La potenza è nulla senza il controllo, recitava una famosa pubblicità di Pirelli molti anni fa. Applicando il concetto al settore hardware, possiamo parafrasare il tutto in “la potenza dell’hardware è nulla senza il software”.
Lo sanno bene tutte le principali aziende del mondo, e fra queste troviamo Samsung, che ha annunciato alcune innovazioni software per i suoi potenti SSD PCI Express 4.0 destinati al settore datacenter, PM1733 e PM1735, in produzione dal mese scorso.
La prima innovazione si chiama FIP, acronimo che sta per fail in place, e che secondo Samsung “assicura un SSD che non muore mai”. Cosa significa? FIP fa sì che gli SSD mantengano un’operatività normale anche quando si verificano errori a livello di chip.

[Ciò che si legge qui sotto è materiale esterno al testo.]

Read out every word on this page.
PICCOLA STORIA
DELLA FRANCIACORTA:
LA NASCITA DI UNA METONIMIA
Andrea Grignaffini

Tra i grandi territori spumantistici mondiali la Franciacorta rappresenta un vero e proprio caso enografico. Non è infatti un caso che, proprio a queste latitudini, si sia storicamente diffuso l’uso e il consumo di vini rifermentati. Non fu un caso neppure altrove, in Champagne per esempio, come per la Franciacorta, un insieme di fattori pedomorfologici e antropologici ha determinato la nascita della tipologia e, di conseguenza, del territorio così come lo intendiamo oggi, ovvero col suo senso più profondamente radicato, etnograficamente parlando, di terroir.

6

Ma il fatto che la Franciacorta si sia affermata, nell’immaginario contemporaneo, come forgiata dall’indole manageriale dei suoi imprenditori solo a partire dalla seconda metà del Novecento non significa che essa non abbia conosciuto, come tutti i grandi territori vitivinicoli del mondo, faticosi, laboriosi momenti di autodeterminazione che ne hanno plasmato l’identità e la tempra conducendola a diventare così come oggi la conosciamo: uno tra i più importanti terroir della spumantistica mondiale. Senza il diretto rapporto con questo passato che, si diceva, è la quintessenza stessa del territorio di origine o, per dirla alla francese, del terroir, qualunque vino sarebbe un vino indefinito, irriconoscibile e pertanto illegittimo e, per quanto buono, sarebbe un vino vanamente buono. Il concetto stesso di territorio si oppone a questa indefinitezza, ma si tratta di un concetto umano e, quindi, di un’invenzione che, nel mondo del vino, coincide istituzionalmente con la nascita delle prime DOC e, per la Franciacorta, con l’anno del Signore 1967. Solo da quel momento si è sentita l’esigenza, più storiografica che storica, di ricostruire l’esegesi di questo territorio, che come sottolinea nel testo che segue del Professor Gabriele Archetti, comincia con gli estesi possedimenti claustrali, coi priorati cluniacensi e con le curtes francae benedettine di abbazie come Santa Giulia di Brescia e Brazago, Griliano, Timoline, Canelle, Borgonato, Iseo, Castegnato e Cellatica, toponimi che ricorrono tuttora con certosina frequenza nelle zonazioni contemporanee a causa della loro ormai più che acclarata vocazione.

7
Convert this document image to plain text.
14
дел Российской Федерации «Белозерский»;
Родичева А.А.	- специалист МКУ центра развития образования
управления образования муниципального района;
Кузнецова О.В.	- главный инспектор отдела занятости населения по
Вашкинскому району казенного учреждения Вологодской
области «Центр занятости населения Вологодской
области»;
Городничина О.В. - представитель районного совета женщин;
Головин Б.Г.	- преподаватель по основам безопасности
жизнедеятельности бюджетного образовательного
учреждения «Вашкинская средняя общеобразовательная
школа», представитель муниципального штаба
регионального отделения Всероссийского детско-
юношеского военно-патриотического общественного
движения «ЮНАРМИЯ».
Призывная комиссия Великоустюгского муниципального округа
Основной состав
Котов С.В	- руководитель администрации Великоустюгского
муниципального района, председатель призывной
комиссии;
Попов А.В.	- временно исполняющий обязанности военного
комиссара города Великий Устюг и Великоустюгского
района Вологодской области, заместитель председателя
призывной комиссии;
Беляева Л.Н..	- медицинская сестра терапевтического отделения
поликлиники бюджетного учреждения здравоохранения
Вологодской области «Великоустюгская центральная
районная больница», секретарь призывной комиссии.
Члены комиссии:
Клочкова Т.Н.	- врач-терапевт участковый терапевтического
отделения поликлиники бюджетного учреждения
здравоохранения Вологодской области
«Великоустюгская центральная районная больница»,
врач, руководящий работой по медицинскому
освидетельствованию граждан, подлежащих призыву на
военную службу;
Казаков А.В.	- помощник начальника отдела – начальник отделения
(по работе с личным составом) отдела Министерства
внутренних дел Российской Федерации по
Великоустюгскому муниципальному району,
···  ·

Finora un problema in un solo chip NAND delle centinaia che compongono un SSD server significava che bisognava sostituire l’intero SSD, portando a un periodo di inattività del sistema e ulteriori costi di sostituzione del prodotto. Il software FIP integrato nei nuovi SSD può rilevare un chip “fallato”, fa la scansione alla ricerca di qualsiasi tipo di danno nei dati e poi sposta le informazioni sui chip funzionanti.
Ad esempio, se un problema viene identificato in uno dei 512 chip NAND presenti all’interno di un SSD da 30,72 TB, il software FIP attiverà automaticamente algoritmi per la gestione dell’errore al livello dei chip, mantenendo le prestazioni dell’unità alte e stabili.
La seconda tecnologia che Samsung implementa sui nuovi prodotti è la virtualizzazione, che permette a più utenti di avere spazi di lavoro virtuali indipendenti. Un singolo SSD può essere suddiviso in un massimo di 64 piccoli SSD, fornendo così spazi di lavoro virtuali e indipendenti a più utenti.
I fornitori di archiviazione sul cloud possono così estendere i loro servizi a più utenti con la stessa quantità di risorse. La tecnologia consente agli SSD di prendersi carico anche di alcune operazioni virtualizzate solitamente gestite dalle CPU server, come Single-Root I/O Virtualization (SR-IOV), richiedendo così meno CPU e SSD.
Il terzo elemento con cui Samsung spera di attrarre più clienti verso i nuovi SSD si chiama “V-NAND machine learning technology” e usa i big data per verificare in modo accurato la validità di un dato quando si lavora a velocità molto elevate.
La tecnologia aiuta a predire e verificare in modo preciso le caratteristiche delle celle, oltre a rilevare qualsiasi variazione tra i modelli dei circuiti grazie all’analisi dei dati. Questo, secondo l’azienda sudcoreana, assicura un’affidabilità superiore dei dati, laddove le sempre maggiori prestazioni degli SSD rappresentano una sfida nel leggere e verificare i dati tramite impulsi di tensione estremamente rapidi.
“Un SSD realizzato con oltre 100 layer di NAND a 4 bit (QLC), che richiede un controllo della cella nettamente più preciso rispetto alla NAND a 3 bit (TLC), è in grado di generare i livelli superiori di prestazioni, capacità e affidabilità necessari in un server e nei sistemi di archiviazione nei datacenter con il software di machine learning”, afferma Samsung.
Le due nuove serie di SSD NVMe di Samsung contano su 19 modelli in due form factor – 2,5 pollici (U.2) e HHHL (scheda) – con capacità che spaziano da 0,8 a 30,72 TB. A seconda del modello la resistenza è di uno o tre drive writes per day (DWPD) su un periodo di 5 anni.
Tra i due formati quello a scheda è il più veloce con prestazioni in lettura e scrittura sequenziale rispettivamente di 8 GB/s e 3,8 GB/s e velocità casuali di 1.450.000 IOPS in lettura e 260.000 IOPS in scrittura. I modelli U2 da 2,5 pollici si fermano a 6400 MB/s per quanto concerne le letture sequenziali.